Eugène Berger (Président du groupe parlementaire DP)

Cannabis, fonction publique et coalition

15 Juin 2018 Interview par Audrey Somnard
Eugène Berger, DP
Eugène Berger: «Je suis content de notre bilan, je ne regrette rien, mais nous avons encore des choses à proposer». (Photo: Maison Moderne)

Le président du groupe parlementaire DP partage son regard sur l’actualité avec la rédaction de Paperjam. Retour sur l’accord dans la fonction publique, la légalisation éventuelle du cannabis et le bilan de la coalition DP-LSAP-Déi Gréng.

Monsieur Berger, un accord a été trouvé pour favoriser les carrières dans la fonction publique, n’est-ce pas une décision purement électoraliste?

«Non, car avant 2013 nous avions le courage de dire qu’il ne fallait pas d’augmentation dans la fonction publique, si le pays ne pouvait pas se le permettre. Vous pouvez le retrouver dans nos anciens programmes. Nous avons besoin d’une bonne fonction publique, l’État se doit d’être attractif pour avoir les meilleurs talents.

Et puis en cette période où l’économie va bien, nous pouvons partager avec les employés du secteur public. Il y a eu d’autres périodes où le DP avait un programme où des mesures étaient clairement en faveur des fonctionnaires, ils ne nous l’ont pas rendu dans les urnes... Donc je ne pense pas que cela soit considéré comme un cadeau pour eux, disons que c’est un hasard du calendrier.

Une pétition, rencontrant un succès fulgurant, demande la légalisation du cannabis au Luxembourg, qu’en pensez-vous?
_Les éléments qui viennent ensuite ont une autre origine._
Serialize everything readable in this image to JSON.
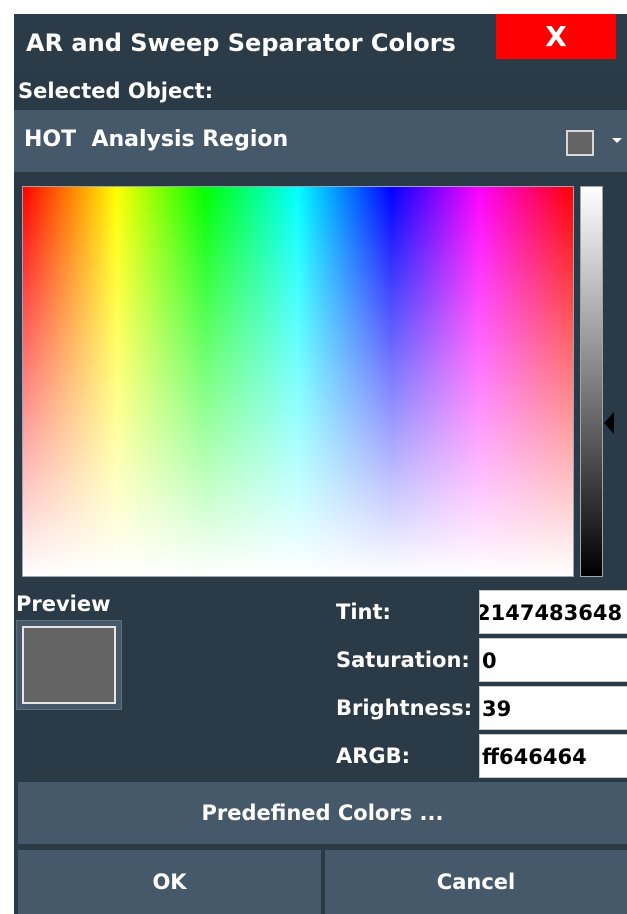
{
  "dialog": {
    "title": "AR and Sweep Separator Colors",
    "close_label": "X"
  },
  "selected_object": {
    "label": "Selected Object:",
    "value": "HOT  Analysis Region",
    "swatch_color": "#646464"
  },
  "preview": {
    "label": "Preview",
    "color": "#646464"
  },
  "fields": {
    "tint_label": "Tint:",
    "tint_value": "2147483648",
    "saturation_label": "Saturation:",
    "saturation_value": "0",
    "brightness_label": "Brightness:",
    "brightness_value": "39",
    "argb_label": "ARGB:",
    "argb_value": "ff646464"
  },
  "buttons": {
    "predefined": "Predefined Colors ...",
    "ok": "OK",
    "cancel": "Cancel"
  },
  "colors": {
    "background": "#2a3a47",
    "panel": "#45596a",
    "close_button": "#ff0000"
  }
}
«Le conseil national du DP n’a pas encore tranché sur cette question, donc il m’est difficile de parler d’une seule voix pour le parti. À titre personnel, je dirais que cela serait une solution pour ce qui concerne le cannabis thérapeutique, on pourrait donc s’en procurer tout à fait légalement, mais sous prescription de son médecin.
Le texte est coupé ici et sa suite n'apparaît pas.